Collecting data and performing analysis doesn’t mean much if you can’t find a way to effectively convey its meaning to an audience. Oftentimes, audience members aren’t well-positioned to understand analysis or to critically think about its implications. To engage with an audience, you need to embrace storytelling. Let’s take a look at what that means when talking about storytelling with data.
How to Build a Story Arc
One of the simplest ways to approach the problem is to treat your story as a three-act play. That means your story will have:
- An introduction
- A middle
- A conclusion
Each section of the story needs to be delineated so the audience understands the structure and the promise of a story that comes with it.
What Goes into an Introduction
In most cases, data is hidden before being subjected to analysis. That means you have to set the scene, giving the audience a sense of why the data is hidden and where it came from. You don’t necessarily want to jump right to conclusions about the data or even any basic assumptions. Instead, the data should be depicted as something of a mysterious character being introduced.
If the storytelling medium is entirely visual, then you need to find a way to present the data. The Minard Map is a classic example of how to do this. It uses data to tell the story of the slow destruction of Napoleon’s army during the invasion of Russia. Minard employs a handful of vital statistics to explain what’s going to happen as the story unfolds. These include the:
- Sizes of the competing armies
- The geographic proximity of the two forces
- Air temperature
The audience can familiarize themselves with the data quickly and easily understand what this story is going to entail just by reading the vital statistics. In this particular case, this story is going to be about man versus the elements.
Unfolding the Middle of the Story
Following the presentation of the story should guide the audience toward the conclusion. In the case of the Minard Map, the middle of the story is about a slowly shrinking French army and a slowly growing Russian army that tracks the French. Military engagements occur, and the weather starts to turn. Geographic elements are worked into the graph, too, as the armies cross rivers and march into towns.
Providing the Conclusion
A well-executed data visualization should let the audience get to the conclusion without much prodding. The Minard Map makes its point without beating the audience over the head. By the third act, it’s clear that the conditions have turned and the Russians are now close to matching the French in manpower. As the two armies reach Moscow, it’s clear that what started as a triumphant march has ended as an immense loss.
In its best form, data storytelling shouldn’t feel like a sea of numbers at all. People have seen numerous charts and graphs in their lifetimes, even over the regular course of a single day of business, and that means good-enough visualizations that are focused on presenting numbers tend to become white noise.
Good data storytellers make history. Florence Nightingale’s analysis of casualties during the Crimean War permanently changed the way all forms of medical treatment are provided. Her work is still required reading at many nursing and medical schools more than 150 years later.
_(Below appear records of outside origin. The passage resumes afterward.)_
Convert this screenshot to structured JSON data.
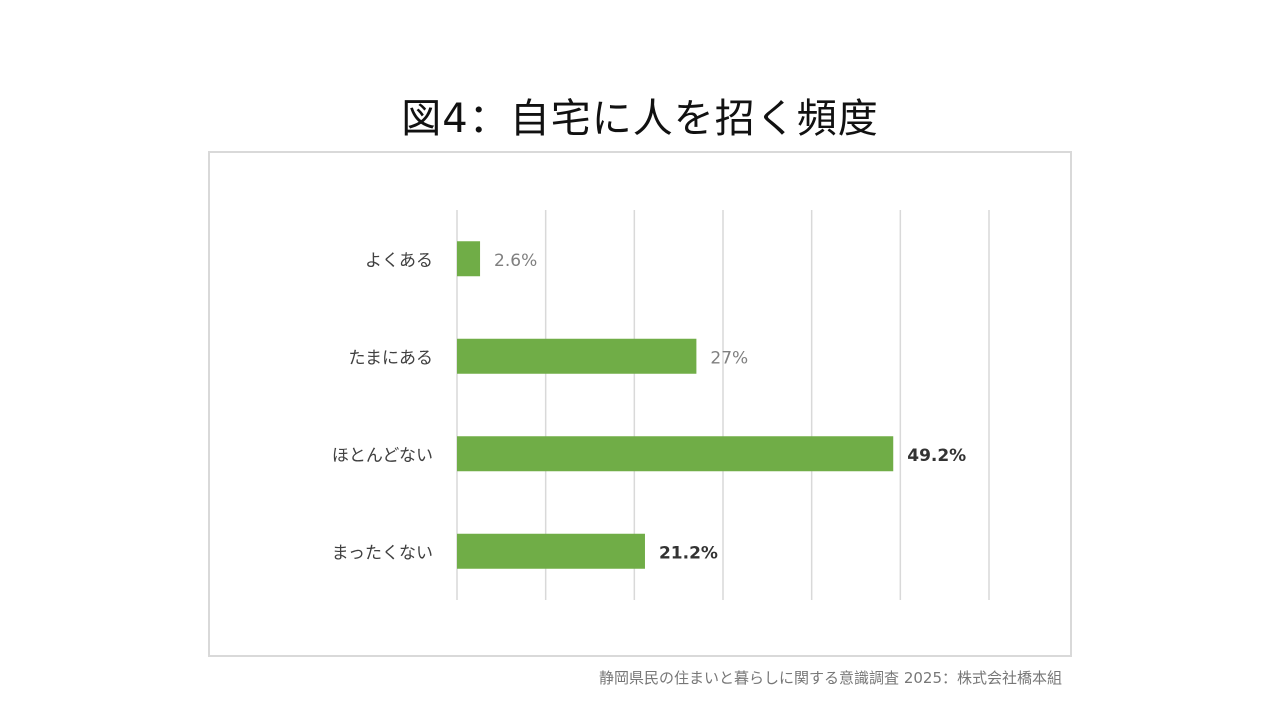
{
  "slide": {
    "title": "図4：自宅に人を招く頻度",
    "source": "静岡県民の住まいと暮らしに関する意識調査 2025：株式会社橋本組"
  },
  "chart_data": {
    "type": "bar",
    "orientation": "horizontal",
    "categories": [
      "よくある",
      "たまにある",
      "ほとんどない",
      "まったくない"
    ],
    "values": [
      2.6,
      27,
      49.2,
      21.2
    ],
    "data_labels": [
      "2.6%",
      "27%",
      "49.2%",
      "21.2%"
    ],
    "highlighted": [
      false,
      false,
      true,
      true
    ],
    "xlim": [
      0,
      60
    ],
    "gridlines": true,
    "gridline_count": 7,
    "axis_labels_shown": false,
    "colors": {
      "bar": "#70ad47",
      "gridline": "#d9d9d9",
      "label_normal": "#7f7f7f",
      "label_highlight": "#333333",
      "category_text": "#404040"
    }
  }
}
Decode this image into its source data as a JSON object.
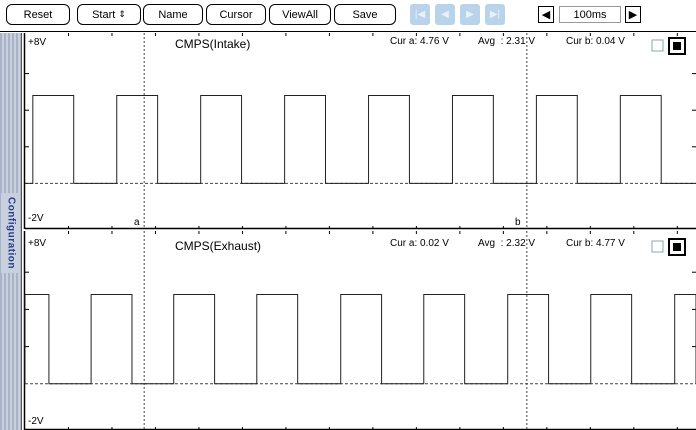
{
  "toolbar": {
    "reset_label": "Reset",
    "start_label": "Start",
    "name_label": "Name",
    "cursor_label": "Cursor",
    "viewall_label": "ViewAll",
    "save_label": "Save",
    "nav_icons": [
      "skip-first-icon",
      "step-back-icon",
      "step-forward-icon",
      "skip-last-icon"
    ],
    "timebase": "100ms"
  },
  "sidebar": {
    "label": "Configuration"
  },
  "chart_data": [
    {
      "type": "line",
      "title": "CMPS(Intake)",
      "y_top_label": "+8V",
      "y_bottom_label": "-2V",
      "ylim": [
        -2,
        8
      ],
      "xlim_ms": [
        0,
        1543
      ],
      "high_v": 4.8,
      "low_v": 0.0,
      "pulses_ms": [
        [
          18,
          112
        ],
        [
          211,
          305
        ],
        [
          404,
          498
        ],
        [
          597,
          691
        ],
        [
          790,
          884
        ],
        [
          983,
          1077
        ],
        [
          1176,
          1270
        ],
        [
          1369,
          1463
        ]
      ],
      "cursor_a_ms": 274,
      "cursor_b_ms": 1154,
      "cursor_a_label": "a",
      "cursor_b_label": "b",
      "cur_a": "Cur a: 4.76 V",
      "avg": "Avg  : 2.31 V",
      "cur_b": "Cur b: 0.04 V"
    },
    {
      "type": "line",
      "title": "CMPS(Exhaust)",
      "y_top_label": "+8V",
      "y_bottom_label": "-2V",
      "ylim": [
        -2,
        8
      ],
      "xlim_ms": [
        0,
        1543
      ],
      "high_v": 4.8,
      "low_v": 0.0,
      "pulses_ms": [
        [
          0,
          55
        ],
        [
          152,
          246
        ],
        [
          342,
          436
        ],
        [
          533,
          627
        ],
        [
          726,
          820
        ],
        [
          917,
          1011
        ],
        [
          1110,
          1204
        ],
        [
          1301,
          1395
        ],
        [
          1494,
          1543
        ]
      ],
      "cursor_a_ms": 274,
      "cursor_b_ms": 1154,
      "cur_a": "Cur a: 0.02 V",
      "avg": "Avg  : 2.32 V",
      "cur_b": "Cur b: 4.77 V"
    }
  ]
}
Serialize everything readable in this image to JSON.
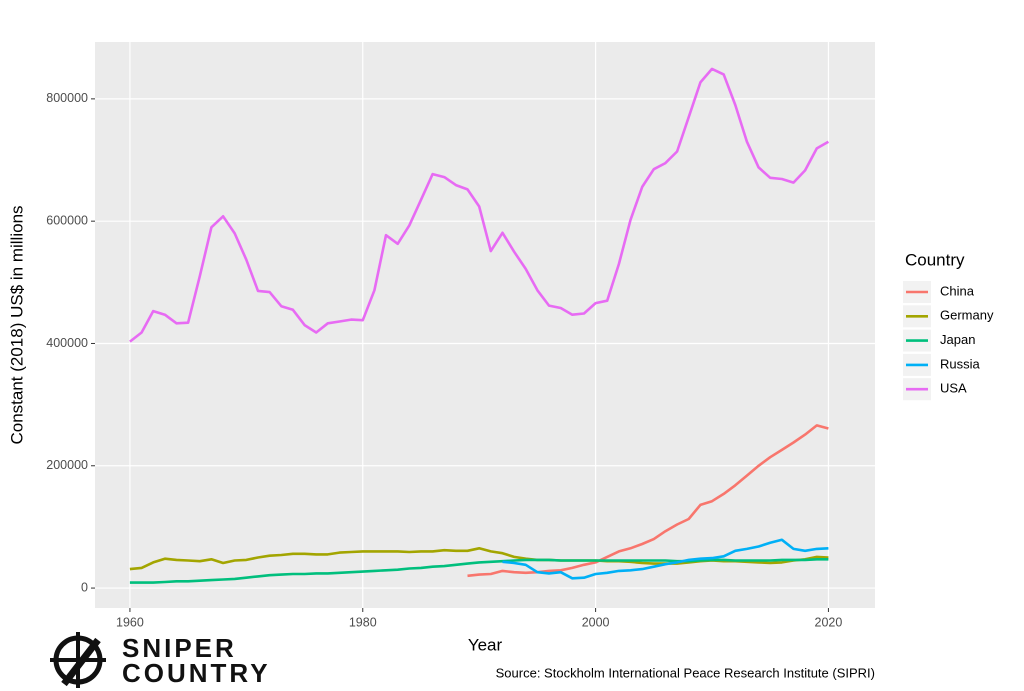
{
  "chart_data": {
    "type": "line",
    "y_label": "Constant (2018) US$ in millions",
    "x_label": "Year",
    "legend_title": "Country",
    "legend_position": "right",
    "caption": "Source: Stockholm International Peace Research Institute (SIPRI)",
    "grid": true,
    "xlim": [
      1957,
      2024
    ],
    "ylim": [
      -32600,
      893000
    ],
    "xticks": [
      1960,
      1980,
      2000,
      2020
    ],
    "yticks": [
      0,
      200000,
      400000,
      600000,
      800000
    ],
    "x": [
      1960,
      1961,
      1962,
      1963,
      1964,
      1965,
      1966,
      1967,
      1968,
      1969,
      1970,
      1971,
      1972,
      1973,
      1974,
      1975,
      1976,
      1977,
      1978,
      1979,
      1980,
      1981,
      1982,
      1983,
      1984,
      1985,
      1986,
      1987,
      1988,
      1989,
      1990,
      1991,
      1992,
      1993,
      1994,
      1995,
      1996,
      1997,
      1998,
      1999,
      2000,
      2001,
      2002,
      2003,
      2004,
      2005,
      2006,
      2007,
      2008,
      2009,
      2010,
      2011,
      2012,
      2013,
      2014,
      2015,
      2016,
      2017,
      2018,
      2019,
      2020
    ],
    "series": [
      {
        "name": "China",
        "color": "#f8766d",
        "values": [
          null,
          null,
          null,
          null,
          null,
          null,
          null,
          null,
          null,
          null,
          null,
          null,
          null,
          null,
          null,
          null,
          null,
          null,
          null,
          null,
          null,
          null,
          null,
          null,
          null,
          null,
          null,
          null,
          null,
          20000,
          22000,
          23000,
          28000,
          26000,
          25000,
          26000,
          28000,
          29000,
          33000,
          38000,
          42000,
          51000,
          60000,
          65000,
          72000,
          80000,
          93000,
          104000,
          113000,
          136000,
          142000,
          154000,
          168000,
          184000,
          200000,
          214000,
          226000,
          238000,
          251000,
          266000,
          261000
        ]
      },
      {
        "name": "Germany",
        "color": "#a3a500",
        "values": [
          31000,
          33000,
          42000,
          48000,
          46000,
          45000,
          44000,
          47000,
          41000,
          45000,
          46000,
          50000,
          53000,
          54000,
          56000,
          56000,
          55000,
          55000,
          58000,
          59000,
          60000,
          60000,
          60000,
          60000,
          59000,
          60000,
          60000,
          62000,
          61000,
          61000,
          65000,
          60000,
          57000,
          51000,
          48000,
          46000,
          46000,
          45000,
          45000,
          45000,
          45000,
          44000,
          44000,
          43000,
          41000,
          40000,
          40000,
          40000,
          42000,
          44000,
          45000,
          44000,
          44000,
          43000,
          42000,
          41000,
          42000,
          45000,
          47000,
          51000,
          50000
        ]
      },
      {
        "name": "Japan",
        "color": "#00bf7d",
        "values": [
          9000,
          9000,
          9000,
          10000,
          11000,
          11000,
          12000,
          13000,
          14000,
          15000,
          17000,
          19000,
          21000,
          22000,
          23000,
          23000,
          24000,
          24000,
          25000,
          26000,
          27000,
          28000,
          29000,
          30000,
          32000,
          33000,
          35000,
          36000,
          38000,
          40000,
          42000,
          43000,
          44000,
          45000,
          46000,
          46000,
          46000,
          45000,
          45000,
          45000,
          45000,
          45000,
          45000,
          45000,
          45000,
          45000,
          45000,
          44000,
          44000,
          45000,
          46000,
          46000,
          45000,
          45000,
          45000,
          45000,
          46000,
          46000,
          46000,
          47000,
          47000
        ]
      },
      {
        "name": "Russia",
        "color": "#00b0f6",
        "values": [
          null,
          null,
          null,
          null,
          null,
          null,
          null,
          null,
          null,
          null,
          null,
          null,
          null,
          null,
          null,
          null,
          null,
          null,
          null,
          null,
          null,
          null,
          null,
          null,
          null,
          null,
          null,
          null,
          null,
          null,
          null,
          null,
          43000,
          41000,
          38000,
          26000,
          24000,
          26000,
          16000,
          17000,
          23000,
          25000,
          28000,
          29000,
          31000,
          35000,
          39000,
          42000,
          46000,
          48000,
          49000,
          52000,
          61000,
          64000,
          68000,
          74000,
          79000,
          64000,
          61000,
          64000,
          65000
        ]
      },
      {
        "name": "USA",
        "color": "#e76bf3",
        "values": [
          403000,
          418000,
          453000,
          447000,
          433000,
          434000,
          510000,
          590000,
          608000,
          580000,
          537000,
          486000,
          484000,
          461000,
          455000,
          430000,
          418000,
          433000,
          436000,
          439000,
          438000,
          487000,
          577000,
          563000,
          593000,
          635000,
          677000,
          672000,
          659000,
          652000,
          624000,
          551000,
          581000,
          550000,
          522000,
          487000,
          462000,
          458000,
          447000,
          449000,
          466000,
          470000,
          530000,
          602000,
          656000,
          685000,
          695000,
          714000,
          770000,
          827000,
          849000,
          840000,
          790000,
          730000,
          688000,
          671000,
          669000,
          663000,
          683000,
          719000,
          730000
        ]
      }
    ]
  },
  "logo": {
    "line1": "SNIPER",
    "line2": "COUNTRY"
  }
}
That’s the goal: to engage the audience so thoroughly that the story and the data long outlast your initial presentation.
Accomplishing that goal requires planning. You can’t just fire up your best data visualization software, import some info from Excel and let the bars and bubbles fly. That’s easy to do because many software packages can deliver solid-looking results in a matter of minutes.
Top-quality data storytelling occurs when the audience is given just enough information to set and understand the scene. Someone scanning the visualizations will then follow the information as it unfolds over time. As the audience approaches the conclusion, they should be left with a strong impression regarding what the data says and what they should learn from it.